First, carbon taxes with revenue recycling show no statistically significant negative effect on GDP across all econometric studies reviewed. This consensus — spanning European carbon taxes and British Columbia’s revenue-neutral implementation — challenges the prevalent assumption of an inevitable growth-environment tradeoff. Second, emissions trading systems generate larger and statistically significant GDP declines, on the order of 0,3 percent for a shock normalized to a 1 percent energy price increase. The divergence is attributable to differences in revenue recycling, sectoral coverage, price volatility, and monetary policy interactions. Third, revenue recycling is the single most consequential design parameter, reducing negative GDP impacts by 50 percent or more across all settings where it has been studied. This finding validates the “weak” double dividend hypothesis and argues strongly for earmarking carbon pricing revenues for reductions in distortionary taxation. Fourth, Russia’s structural characteristics — energy intensity approximately twice the OECD average and a renewable energy share far below that of carbon-pricing economies — imply adjustment costs approximately double those experienced by early adopters, but revenue recycling through labor tax reductions could reduce the projected impact at 50 dollars per ton of CO2 from approximately 0,8–1,0 percent to 0,4–0,5 percent of GDP.

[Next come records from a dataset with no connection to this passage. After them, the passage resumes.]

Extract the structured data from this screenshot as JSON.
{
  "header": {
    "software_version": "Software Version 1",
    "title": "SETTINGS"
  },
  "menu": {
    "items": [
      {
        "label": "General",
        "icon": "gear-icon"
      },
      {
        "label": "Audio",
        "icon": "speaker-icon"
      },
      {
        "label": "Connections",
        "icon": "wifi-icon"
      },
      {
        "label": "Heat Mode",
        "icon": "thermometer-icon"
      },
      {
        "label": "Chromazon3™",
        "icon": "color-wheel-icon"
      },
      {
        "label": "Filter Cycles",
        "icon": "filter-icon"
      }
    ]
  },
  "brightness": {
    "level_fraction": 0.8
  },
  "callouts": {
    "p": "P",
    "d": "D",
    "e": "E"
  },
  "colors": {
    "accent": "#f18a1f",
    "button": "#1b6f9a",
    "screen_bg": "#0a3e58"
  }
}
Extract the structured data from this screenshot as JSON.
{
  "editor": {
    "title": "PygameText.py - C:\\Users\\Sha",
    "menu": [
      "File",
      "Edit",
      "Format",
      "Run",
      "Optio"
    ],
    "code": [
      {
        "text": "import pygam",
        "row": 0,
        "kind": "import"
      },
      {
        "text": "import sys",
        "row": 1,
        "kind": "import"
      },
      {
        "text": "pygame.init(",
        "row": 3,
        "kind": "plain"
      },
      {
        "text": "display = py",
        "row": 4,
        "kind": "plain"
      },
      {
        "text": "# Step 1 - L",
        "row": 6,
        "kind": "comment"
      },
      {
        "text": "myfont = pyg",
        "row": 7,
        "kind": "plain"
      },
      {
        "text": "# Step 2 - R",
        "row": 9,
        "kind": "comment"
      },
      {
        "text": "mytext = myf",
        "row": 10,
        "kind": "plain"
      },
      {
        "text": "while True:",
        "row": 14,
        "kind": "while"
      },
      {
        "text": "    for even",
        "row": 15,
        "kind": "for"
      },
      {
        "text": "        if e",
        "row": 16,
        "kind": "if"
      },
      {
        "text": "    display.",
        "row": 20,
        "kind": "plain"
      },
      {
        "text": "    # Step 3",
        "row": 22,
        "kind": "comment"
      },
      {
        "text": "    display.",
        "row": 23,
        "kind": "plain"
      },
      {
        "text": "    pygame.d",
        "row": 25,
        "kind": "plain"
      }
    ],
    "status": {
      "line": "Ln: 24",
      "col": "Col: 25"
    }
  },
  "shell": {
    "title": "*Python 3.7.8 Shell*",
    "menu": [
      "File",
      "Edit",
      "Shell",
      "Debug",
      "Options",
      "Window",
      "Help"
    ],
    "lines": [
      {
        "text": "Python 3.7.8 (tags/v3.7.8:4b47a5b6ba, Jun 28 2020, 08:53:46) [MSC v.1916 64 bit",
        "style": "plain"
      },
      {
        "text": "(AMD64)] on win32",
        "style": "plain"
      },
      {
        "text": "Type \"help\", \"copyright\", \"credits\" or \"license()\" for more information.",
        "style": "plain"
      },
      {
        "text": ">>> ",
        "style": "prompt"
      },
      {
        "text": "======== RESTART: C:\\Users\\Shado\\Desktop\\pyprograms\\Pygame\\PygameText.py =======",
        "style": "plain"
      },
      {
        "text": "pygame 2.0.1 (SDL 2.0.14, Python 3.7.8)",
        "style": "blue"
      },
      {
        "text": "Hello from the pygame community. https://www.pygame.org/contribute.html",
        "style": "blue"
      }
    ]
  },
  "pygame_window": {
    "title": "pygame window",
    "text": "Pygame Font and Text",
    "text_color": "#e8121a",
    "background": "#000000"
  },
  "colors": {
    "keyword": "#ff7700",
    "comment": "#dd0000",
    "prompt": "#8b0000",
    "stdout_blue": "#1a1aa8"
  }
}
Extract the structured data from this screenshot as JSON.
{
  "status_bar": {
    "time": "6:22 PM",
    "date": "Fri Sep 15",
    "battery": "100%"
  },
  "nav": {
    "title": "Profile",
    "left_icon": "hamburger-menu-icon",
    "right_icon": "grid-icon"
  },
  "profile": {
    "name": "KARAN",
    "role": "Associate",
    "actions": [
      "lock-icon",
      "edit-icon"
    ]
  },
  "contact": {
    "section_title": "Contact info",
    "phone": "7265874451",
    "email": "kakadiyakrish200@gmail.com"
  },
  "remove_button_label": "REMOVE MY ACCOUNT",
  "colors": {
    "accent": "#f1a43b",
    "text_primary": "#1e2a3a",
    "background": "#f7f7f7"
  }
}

For policymakers in carbon-intensive economies, these findings suggest a clear design hierarchy: a carbon tax is preferable to an ETS on macroeconomic grounds; revenue neutrality through distortionary tax reduction is essential; phased introduction (beginning at 10 to 15 dollars per ton and rising predictably) allows capital stock adjustment; and implementation during economic expansion minimizes adaptation costs. For the research community, the absence of a formal meta-regression of GDP effects represents both a limitation of the current study and an opportunity: as the empirical base continues to grow with new natural experiments and longer time horizons, quantitative meta-analysis will become feasible. The integration of household-level distributional analysis, region-specific labor market effects, and long-run innovation dynamics into the macroeconomic assessment framework constitutes the most pressing direction for future research.